Tanjungpinang – Ada pepatah seorang bijak mengatakan “Mulutmu Harimau Mu”, tapi berbeda di era modernisasi yang syarat dengan teknologi, jari sangat berpengaruh dengan tindakan yang dilakukan oleh seseorang dalam kehidupan.

Hal ini yang terjadi dari seorang pelaku Hate Speech ( Ujaran Kebencian ) yang berinisial MK (56), seorang oknum yang berdasarkan identitas mengaku sebagai oknum Wartawan dari salah satu media yang ada di Tanjungpinang.
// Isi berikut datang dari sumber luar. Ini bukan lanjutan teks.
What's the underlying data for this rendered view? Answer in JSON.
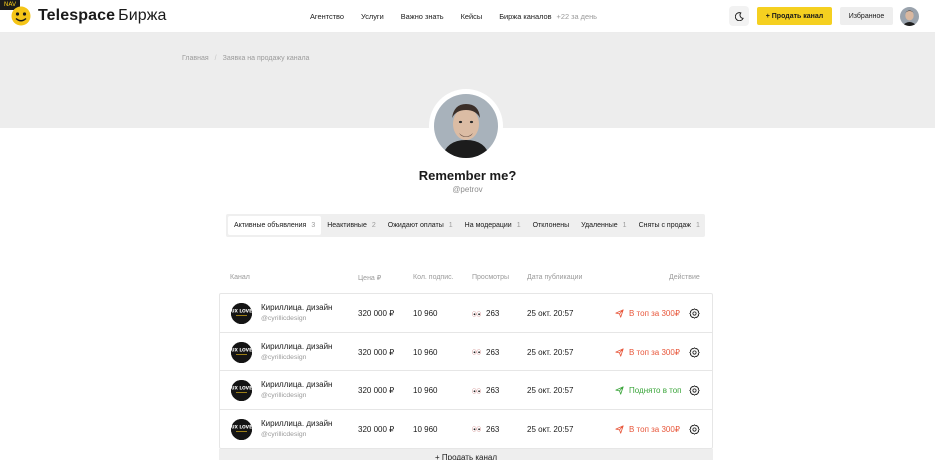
{
  "header": {
    "nav_tag": "NAV",
    "logo_main": "Telespace",
    "logo_sub": "Биржа",
    "menu": [
      "Агентство",
      "Услуги",
      "Важно знать",
      "Кейсы",
      "Биржа каналов"
    ],
    "menu_extra": "+22 за день",
    "sell_label": "+ Продать канал",
    "fav_label": "Избранное"
  },
  "breadcrumb": {
    "home": "Главная",
    "sep": "/",
    "current": "Заявка на продажу канала"
  },
  "profile": {
    "name": "Remember me?",
    "username": "@petrov"
  },
  "tabs": [
    {
      "label": "Активные объявления",
      "count": "3",
      "active": true
    },
    {
      "label": "Неактивные",
      "count": "2"
    },
    {
      "label": "Ожидают оплаты",
      "count": "1"
    },
    {
      "label": "На модерации",
      "count": "1"
    },
    {
      "label": "Отклонены",
      "count": ""
    },
    {
      "label": "Удаленные",
      "count": "1"
    },
    {
      "label": "Сняты с продаж",
      "count": "1"
    }
  ],
  "table": {
    "headers": {
      "channel": "Канал",
      "price": "Цена ₽",
      "subs": "Кол. подпис.",
      "views": "Просмотры",
      "date": "Дата публикации",
      "action": "Действие"
    },
    "rows": [
      {
        "name": "Кириллица. дизайн",
        "username": "@cyrillicdesign",
        "price": "320 000 ₽",
        "subs": "10 960",
        "views": "263",
        "date": "25 окт. 20:57",
        "action": "В топ за 300₽",
        "status": "promo"
      },
      {
        "name": "Кириллица. дизайн",
        "username": "@cyrillicdesign",
        "price": "320 000 ₽",
        "subs": "10 960",
        "views": "263",
        "date": "25 окт. 20:57",
        "action": "В топ за 300₽",
        "status": "promo"
      },
      {
        "name": "Кириллица. дизайн",
        "username": "@cyrillicdesign",
        "price": "320 000 ₽",
        "subs": "10 960",
        "views": "263",
        "date": "25 окт. 20:57",
        "action": "Поднято в топ",
        "status": "done"
      },
      {
        "name": "Кириллица. дизайн",
        "username": "@cyrillicdesign",
        "price": "320 000 ₽",
        "subs": "10 960",
        "views": "263",
        "date": "25 окт. 20:57",
        "action": "В топ за 300₽",
        "status": "promo"
      }
    ],
    "logo_text": "UX LOVE",
    "add_label": "+ Продать канал"
  },
  "colors": {
    "accent": "#f5d020",
    "promo": "#e8563a",
    "done": "#3aa53a"
  },
  "icons": {
    "logo": "smiley-logo-icon",
    "theme": "moon-icon",
    "views": "eyes-icon",
    "action": "paper-plane-icon",
    "settings": "gear-icon"
  }
}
MK ditangkap oleh Sat Reskrim Polres Tanjungpinang di kamar kos nya di Jalan Korindo, kamis (17/8) siang hari.

Penangkapan ini dilakukan karena MK diduga telah melakukan perbuatan dengan memposting poto Presiden RI Ir. Joko Widodo serta Ibu Irina Joko Widodo dan mantan Presiden RI Susilo Bambang Yudhoyono dan Ibu Ani Yudhoyono, Megawati Soekarno Putri, Menkopolhukam Wiranto dan Surya Paloh di salah satu medsos (Media Sosial) Facebook milik MK dengan menuliskan kalimat penghinaan dan pencemaran nama baik terhadap pejabat Negara dan Tokoh Masyarakat.

Tidak hanya itu saja, MK juga memposting Pejabat Daerah Walikota, DPRD KEPRI dan Tokoh masyarakat Tanjungpinang dengan ujaran kebencian dengan menghina salah satu suku tertentu.

Kapolres Tanjungpinang AKBP Ardiyanto Tedjo Baskoro melalui Kasat Reskrim AKP Andri Kurniawan , SIK membenarkan bahwa MK ditangkap karena diduga melakukan Hate Speech di salah satu akun Facebook miliknya.

Saat ini, MK sudah diamankan di Polres Tanjungpinang berikut barang bukti berupa SIM, KTP, Kartu Pers, Name Tag atas nama MK, satu Unit Cas dan HP merk Advan, satu unit Tab 2 merk Asus warna hitam beserta cas.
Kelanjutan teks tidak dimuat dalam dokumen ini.